Composers work for small pay that do not reflect the amount of time and talent they put into it, according to him.
“In Ethiopia, no music composer earns enough or in equal remuneration of his work,” said Kamuzu, who was born in Mesena, Wolaita and studied at Bele Primary School and completed his secondary school in Wolaita Sodo.
Abel claims that the industry operators are not generating the expected revenues, despite the growth of the music industry.
“We have to get royalties and be paid by radio and television stations that play our music on the air," said Abel. "The industry needs to reward us to inspire and motivate us to continue with our contributions.”
The industry also has another challenge, according to the operators. Abel fears that the local music industry is too dependent on technology.
Technology enables artists without skill or talent to produce music that garners an audience quickly, but the process will have a negative impact on the industry, according to the composers.
Abraham laments that nowadays, technology has hastened the pace dramatically, and it plays a huge role in the music industry.
“I am not opposed to technology, but it is dangerous when we use it too much. Although it offers opportunities to many musicians, it becomes a substitute for talent, abilities and skill that will ultimately harm the music industry.”
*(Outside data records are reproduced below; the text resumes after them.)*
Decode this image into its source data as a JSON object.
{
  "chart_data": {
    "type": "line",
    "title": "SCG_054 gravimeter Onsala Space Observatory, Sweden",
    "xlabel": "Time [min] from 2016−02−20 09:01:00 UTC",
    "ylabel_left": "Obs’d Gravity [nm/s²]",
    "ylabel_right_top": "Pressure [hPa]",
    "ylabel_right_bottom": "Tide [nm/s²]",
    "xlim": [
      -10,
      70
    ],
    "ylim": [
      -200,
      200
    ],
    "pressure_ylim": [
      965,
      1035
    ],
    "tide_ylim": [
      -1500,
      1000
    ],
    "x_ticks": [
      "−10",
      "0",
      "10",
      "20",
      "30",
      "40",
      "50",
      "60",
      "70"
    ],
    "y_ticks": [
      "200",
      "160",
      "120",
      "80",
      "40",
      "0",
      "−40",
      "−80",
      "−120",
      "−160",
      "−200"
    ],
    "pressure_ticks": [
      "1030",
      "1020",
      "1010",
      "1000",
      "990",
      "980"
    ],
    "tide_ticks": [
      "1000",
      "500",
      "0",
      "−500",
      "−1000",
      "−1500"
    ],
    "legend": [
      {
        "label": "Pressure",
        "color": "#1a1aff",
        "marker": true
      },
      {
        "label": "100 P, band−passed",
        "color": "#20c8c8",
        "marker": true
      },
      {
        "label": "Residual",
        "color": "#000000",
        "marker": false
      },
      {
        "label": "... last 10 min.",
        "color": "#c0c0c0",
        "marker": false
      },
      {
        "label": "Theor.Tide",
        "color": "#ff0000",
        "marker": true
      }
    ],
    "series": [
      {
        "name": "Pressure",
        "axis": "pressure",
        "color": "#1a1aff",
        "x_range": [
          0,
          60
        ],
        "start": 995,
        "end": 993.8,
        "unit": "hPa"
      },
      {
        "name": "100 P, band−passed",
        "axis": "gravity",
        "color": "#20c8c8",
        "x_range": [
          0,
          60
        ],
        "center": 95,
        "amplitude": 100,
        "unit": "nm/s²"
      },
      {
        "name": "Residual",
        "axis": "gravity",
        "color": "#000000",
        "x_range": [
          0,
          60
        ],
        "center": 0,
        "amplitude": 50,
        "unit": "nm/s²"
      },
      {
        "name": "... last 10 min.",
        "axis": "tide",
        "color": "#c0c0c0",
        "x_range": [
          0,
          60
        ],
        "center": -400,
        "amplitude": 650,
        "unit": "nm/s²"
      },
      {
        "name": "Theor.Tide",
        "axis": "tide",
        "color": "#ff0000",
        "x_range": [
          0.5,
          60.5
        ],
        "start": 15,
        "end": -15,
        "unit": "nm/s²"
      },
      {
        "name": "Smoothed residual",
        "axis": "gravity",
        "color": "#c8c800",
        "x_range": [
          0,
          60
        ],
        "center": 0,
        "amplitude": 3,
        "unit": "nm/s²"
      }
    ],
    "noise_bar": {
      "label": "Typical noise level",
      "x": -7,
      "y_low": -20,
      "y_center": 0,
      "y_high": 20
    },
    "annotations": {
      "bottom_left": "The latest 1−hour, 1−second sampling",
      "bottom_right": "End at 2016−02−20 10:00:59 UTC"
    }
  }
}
Another complaint of Kamuzu is that the importation of musical instruments are considered as luxury items and are taxed accordingly.
“Musical instruments are not luxury items. Therefore, the tax should be changed to remove them from that category,” Kamuzu said.
Kamuzu uses piano, bass guitar, saxophone and guitar and Cubase software to compose music. He claims that he works with at least 10 musicians each month who come to his studio.
He believes that technology contributes many things to the music industry. He points out that in the past, the composition of a single song required the efforts of up to seven people. He also states that technology masks lack of talent and skill by musicians because such defects can be edited out. However, he reflects that untalented artists face difficulties when confronted with live performances.
“To get good acceptance you have to be able to have talent and skill, as well as a feel for music inside of you,” he adds.
The current Ethiopian music industry is not well developed and lags behind other African countries like Senegal and even Kenya, Abel claims.
These days there is a new genre thriving in Ethiopia, Afrobeat, which involves the combination of elements of West African musical style such as fuji and highlife; and American funk and jazz accompanied by chanted vocals, complex intersecting rhythms and percussion.
Fikadu Wari, the owner of Ambasel Music and Film Producer, believes that the number of people who want to produce music is increasing, and it is not balanced with the number of composers.
The good thing is that the music being produced in the country has a variety, and there is a built-in audience that consumes the music, he adds. New composers are coming into the market, because the audience is there to consume the music.
An expert believes that the increasing number of music composers entering the market has its own side effects.
"With the high number of composers, not all of them will care about the quality of their production. Working without censures, anybody can produce a piece of music," said Mieraf Tekle, a lecturer at Jazz Amba School of Music.
For the betterment of the music industry, the country should have standards for our music, according to Mieraf.
"While music standards are universal, we are lagging far behind and far removed from meeting them," says Mieraf. "This lack of professionalism dominates the industry."
"There is no single, qualified sound engineer currently working in Ethiopia," Mieraf adds. "Everybody is working by trial and error without the professional skill and training required to compose music."